Rechtsextremismus in Ost und West


Hausarbeit, 2012

16 Seiten, Note: 1,0


Leseprobe

Inhaltsverzeichnis

1. Einleitung

2. Rechtsextremismus in Ost und West
2.1 Was ist Rechtsextremismus?
2.2 Entwicklung und historischer Hintergrund in Ost und West
2.3 Statistiken zu Rechtsextremismus in Ost und West
2.4 Motivation und Hintergründe für Rechtsextremismus

3. Fazit

Literaturverzeichnis

Abkürzungsverzeichnis

1. Einleitung

14 Jahre lang trieb eine Terrorzelle in Deutschland ihr Unwesen. Sie war u. a. im Zeitraum von 2000 – 2006 für die sogenannten Ceska – Morde, die in weiten Teilen Deutschlands verübt wurden, verantwortlich. Die auch unter den Döner – Morden bekanntgewordene Serie wurde mittels einer Pistole der Marke Ceska begangen. Die aus dem Osten Deutschlands stammenden rechtsextremistischen Täter agierten also länderübergreifend.[1]

Wie also trennt man die rechtsextreme Szene zwischen Ost und West?

Die Hausarbeit behandelt die Unterschiede des Rechtsextremismus im Osten und Westen Deutschlands und befasst sich mit der Frage, in wie weit dieser in den je­weiligen Landesteilen verbreitet ist, in welcher Form er auftritt und wie er sich nach dem 2. Weltkrieg entwickelt hat. Rechtsextremismus ist, nur Deutschland betrachtet, in allen Bundesländern und in vielen sozialen Schichten präsent. Es gibt unterschiedliche Formen des Rechtsex­tremismus, die sich von der Zweitei­lung Deutschlands bis ins 21. Jahrhundert ver­ändert haben. So hatte man früher eher das Bild von einem glatzköpfigen, mit Springerstiefeln und Bomberjacke bekleideten jungen Mann, der zu roher scheinbar willkürlicher Gewalt neigt und dessen Bildungsstand eher in der unteren Mittel­schicht angesiedelt war.
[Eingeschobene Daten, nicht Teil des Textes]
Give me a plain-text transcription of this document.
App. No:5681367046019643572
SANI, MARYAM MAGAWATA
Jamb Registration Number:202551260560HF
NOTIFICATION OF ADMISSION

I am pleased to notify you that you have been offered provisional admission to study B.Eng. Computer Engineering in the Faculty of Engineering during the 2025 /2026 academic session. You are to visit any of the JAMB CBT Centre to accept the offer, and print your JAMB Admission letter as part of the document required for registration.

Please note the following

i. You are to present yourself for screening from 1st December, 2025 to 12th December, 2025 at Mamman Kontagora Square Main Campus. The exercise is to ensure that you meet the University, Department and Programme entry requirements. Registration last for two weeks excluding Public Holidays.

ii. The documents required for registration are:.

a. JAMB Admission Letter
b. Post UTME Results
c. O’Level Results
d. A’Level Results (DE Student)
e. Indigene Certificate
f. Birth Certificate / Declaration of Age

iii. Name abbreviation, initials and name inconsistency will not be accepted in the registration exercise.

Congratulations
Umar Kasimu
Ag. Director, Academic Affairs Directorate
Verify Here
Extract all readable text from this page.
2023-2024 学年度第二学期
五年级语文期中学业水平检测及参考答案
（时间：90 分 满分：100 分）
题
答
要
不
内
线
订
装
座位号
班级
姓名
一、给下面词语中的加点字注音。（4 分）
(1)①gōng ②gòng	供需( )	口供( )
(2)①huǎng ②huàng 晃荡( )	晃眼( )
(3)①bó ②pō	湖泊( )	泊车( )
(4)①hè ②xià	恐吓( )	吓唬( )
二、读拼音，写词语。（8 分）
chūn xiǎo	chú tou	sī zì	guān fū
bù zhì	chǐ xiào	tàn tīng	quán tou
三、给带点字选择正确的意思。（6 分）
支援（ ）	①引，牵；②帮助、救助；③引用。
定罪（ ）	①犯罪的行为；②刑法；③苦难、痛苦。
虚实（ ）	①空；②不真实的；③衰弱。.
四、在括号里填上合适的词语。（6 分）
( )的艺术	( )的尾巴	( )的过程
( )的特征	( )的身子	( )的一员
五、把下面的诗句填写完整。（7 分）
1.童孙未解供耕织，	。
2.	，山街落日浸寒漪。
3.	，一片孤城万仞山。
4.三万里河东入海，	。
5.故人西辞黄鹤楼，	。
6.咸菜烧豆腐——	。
Heute ist das Bild nicht mehr so eindeutig, da sich immer mehr Männer und auch Frauen unterschiedlicher Altersgruppen dem Rechtsextre­mismus zuwenden, die sich besser organisieren, in einigen Teilen einen höheren Bildungsstand besitzen und so­gar einen in der Gesellschaft angesehenen Beruf aus­üben, ohne grundsätzlich Ge­fahr zu laufen, ins soziale Abseits gedrängt zu werden. Das zeigt u. a. ein Gerichts­urteil des Bundesarbeitsgericht vom 12.05.2011 ( Az: 2 AZR 479/09 ), das die Kün­digung eines Mitarbeiters des öffentlichen Dienstes für unwirksam erklärte, da der Betroffene nicht aktiv als Mitglied der NPD gegen die freiheitlich demokratische Grundordnung gewirkt habe. Grundsätzlich präsentieren sich rechtsorientierte Orga­nisationen, wie die NPD, nach außen eher gesellschafts­tauglicher und weniger auf­fällig, als es noch vor einigen Jahren der Fall war.

Wenn man sich die Homepage der NPD anschaut, muss man schon zwischen den Zeilen lesen, um möglicherweise demokratiefremde Andeutungen zu finden. Dies ist wohl eine Begründung des Erfolges, den die NPD vor allem im Osten auf kom­mu­naler und Landesebene verzeichnet hat.

Das soll aber nicht bedeuten, dass der Rechtsextremismus nicht auch im Westen seine Anhänger findet.

Im weiteren Verlauf soll vor allem die Hinzuziehung von Statistiken zur Aufklärung über die Verbreitung und Motivation rechtsextremistischer Handlungen beitragen.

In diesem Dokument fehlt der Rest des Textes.